Непосредственное участие исполнителя в соверше­нии действий, образующих состав определенного пре­ступления, нельзя понимать как обязательность выпол­нения каждым исполнителем всех действий, предусмот­ренных составом. Такое понимание исполнительства вы­текает, например, из определения А.А. Герцензона, ко­торый пишет, что «исполнитель — лицо, которое непо-

 

 

средственно совершает преступление, т.е. выполняет действие или бездействие, образующие состав преступ­ления»31. Так может быть лишь в случаях, когда выпол­нение преступления принимает на себя одно лицо, кото­рое для наличия оконченного преступления должно, ко­нечно, своими силами выполнить все те действия, кото­рые описаны в составе.

Иное положение может иметь место тогда, когда в исполнении преступления принимают участие несколько лиц. Довольно часто в подобных случаях в процессе вы­полнения преступления, подчас в силу случайных момен­тов, некоторые лица совершают только отдельные акты действия, образующего состав преступления. Иногда эти лица даже не совершают и таких актов, а лишь оказы­вают другим лицам ту или иную помощь в самый мо­мент выполнения ими преступления. Если исходить из оп­ределения А.А. Герцензона, то эти лица не являются исполнителями, так как они не выполнили всех дейст­вий, образующих состав данного преступления. Именно так иногда и подходит к оценке действий соучастников судебная практика. Московский городской суд, напри­мер, признал Л. А. виновным в пособничестве спекуля­ции (ст. 17 и ст. 107 УК), так как он продавал по по­вышенным ценам в Москве каракулевые шкурки, кото­рые скупали в Самарканде, Ташкенте и других городах и пересылали ему в посылках Л., М. и М.32

Народный суд Первомайского р-на Москвы так­же признал Л. пособником кражи государственного имущества (ст. 17 УК и ст. 1 Указа Президиума Верхов­ного Совета СССР от 4 июня 1947 г. «Об уголовной от­ветственности за хищение государственного и общест­венного имущества»). В приговоре суда указывалось, что «Л. вместе с М. участвовал в краже тулупа». Это участие выразилось в следующем: Л. и М. ехали в ку­зове автомашины. На одной из улиц Москвы с ними по­равнялась другая автомашина, в кузове которой лежал тулуп. М. перебрался на ходу в кузов параллельно сле­довавшей машины, взял тулуп и передал его Л., кото-

 

рый вначале спрятал тулуп под полу своего ватного ха­лата, а затем они оба на него сели33.

Наконец, народным судом Бухары Узбекской ССР С. была признана пособницей в умышленном убийстве (ст. 14, п. «б» ст. 186 УК Узбекской ССР), так как она, как это указано было в приговоре, вместе с К. во время убийства держала жертву за руки и закрывала ей рот. Определением Судебной коллегии по уголовным делам Верховного Суда СССР от 19 апреля 1952 г. обвинение С. в соучастии было признано недоказанным. Однако коллегия не сделала никаких замечаний по поводу ква­лификации таких случаев соучастия, считая, видимо, что при доказанности обвинения действия С. должны рассматриваться как пособничество, а не как исполне­ние преступления34.

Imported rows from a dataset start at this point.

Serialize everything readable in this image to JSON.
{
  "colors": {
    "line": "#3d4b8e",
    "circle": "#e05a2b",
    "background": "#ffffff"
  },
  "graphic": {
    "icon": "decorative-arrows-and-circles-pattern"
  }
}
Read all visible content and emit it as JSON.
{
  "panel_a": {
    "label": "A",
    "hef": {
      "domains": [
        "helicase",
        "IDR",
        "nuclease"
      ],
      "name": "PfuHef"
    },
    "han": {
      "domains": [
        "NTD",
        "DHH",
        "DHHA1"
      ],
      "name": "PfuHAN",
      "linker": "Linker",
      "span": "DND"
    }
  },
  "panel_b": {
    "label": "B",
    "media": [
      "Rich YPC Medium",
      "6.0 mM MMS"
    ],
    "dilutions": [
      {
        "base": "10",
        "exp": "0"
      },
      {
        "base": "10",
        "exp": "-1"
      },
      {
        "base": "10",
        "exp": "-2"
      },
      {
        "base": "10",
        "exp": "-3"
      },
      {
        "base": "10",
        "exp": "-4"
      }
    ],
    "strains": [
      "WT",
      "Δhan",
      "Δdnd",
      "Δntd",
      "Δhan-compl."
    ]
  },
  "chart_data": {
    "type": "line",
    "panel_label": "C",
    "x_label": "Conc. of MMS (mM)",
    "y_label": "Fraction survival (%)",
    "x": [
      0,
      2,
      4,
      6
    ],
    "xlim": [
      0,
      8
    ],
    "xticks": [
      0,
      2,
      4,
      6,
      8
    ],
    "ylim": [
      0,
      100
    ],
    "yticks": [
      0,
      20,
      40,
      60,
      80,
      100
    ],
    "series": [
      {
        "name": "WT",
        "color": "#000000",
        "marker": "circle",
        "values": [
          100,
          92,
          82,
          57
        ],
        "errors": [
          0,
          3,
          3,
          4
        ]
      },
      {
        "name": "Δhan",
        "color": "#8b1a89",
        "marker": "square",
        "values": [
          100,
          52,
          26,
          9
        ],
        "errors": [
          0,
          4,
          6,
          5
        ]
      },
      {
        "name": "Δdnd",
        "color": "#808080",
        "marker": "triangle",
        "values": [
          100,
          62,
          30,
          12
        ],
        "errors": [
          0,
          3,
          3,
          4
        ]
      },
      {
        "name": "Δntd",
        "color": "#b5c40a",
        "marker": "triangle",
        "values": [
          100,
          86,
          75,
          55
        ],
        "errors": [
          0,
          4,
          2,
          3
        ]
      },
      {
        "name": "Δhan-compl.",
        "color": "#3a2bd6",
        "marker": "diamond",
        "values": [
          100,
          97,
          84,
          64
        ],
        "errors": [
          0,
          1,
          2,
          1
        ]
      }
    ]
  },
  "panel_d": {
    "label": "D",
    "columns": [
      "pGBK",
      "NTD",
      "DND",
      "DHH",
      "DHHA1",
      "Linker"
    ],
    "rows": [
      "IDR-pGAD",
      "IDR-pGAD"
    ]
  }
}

Между тем во всех приведенных случаях имело ме­сто неправильное, слишком узкое и формальное пони­мание исполнительства преступления. В советском уго­ловном праве под исполнительством понимается не обя­зательно выполнение лицом всех действий состава, а непосредственное участие в совершении таких действий. Это значит, что лица, которые вы­полнили часть действий, образующих состав данного преступления, или даже, не выполнив самостоятельных действий, входящих в состав, оказывали в момент со­вершения преступления ту или иную помощь другим — также должны рассматриваться исполнителями преступ­ления. Некоторое различие в характере и объеме дейст­вий отдельных лиц в данном случае имеет чисто техни­ческое, а не юридическое значение. Решающим же фак­тором, который определяет роль в преступлении и юри­дический статус этих лиц, является их непосредственное участие в совершении действий, указанных в составе преступления. Это положение весьма четко выражено в большинстве уголовных кодексов союзных республик, специально отмечающих, что непосредственное участие в выполнении преступления, в чем бы это участие ни выразилось, должно рассматриваться

 

 

как исполнительство 35. Именно так понимается исполнение преступления и в теории советского уголов­ного права.

«Под понятие исполнителя, — указывается в учебни­ке советского уголовного права, — подойдет всякое ли­цо, принимающее непосредственное участие в выполне­нии того действия, которым осуществляется состав дан­ного преступления. Поэтому исполнителем при убийстве является и тот, кто непосредственно совершает убий­ство, и тот, кто лишь держит руки жертвы в то время, как другие наносят ей смертельный удар, и тот, кто только распоряжается во время преступления действия­ми других»36.

Исполнители, будучи непосредственными совершите­лями действий, образующих состав преступления, есте­ственно, занимают среди других соучастников очень важное место. Именно они в конечном счете воплощают в жизнь общий для всех соучастников преступный замы­сел. Поэтому действия, выполненные исполнителями, как правило, определяют квалификацию и пределы от­ветственности всех остальных соучастников37.

Подстрекатель преступления. Подстрекатели в за­конодательстве всех союзных республик определяются как лица, «склонившие к совершению преступления».

Аналогичное определение подстрекателя дается и в новых Основах уголовного законодательства. В советской юридической литературе эта формула закона не всегда правильно раскрывалась.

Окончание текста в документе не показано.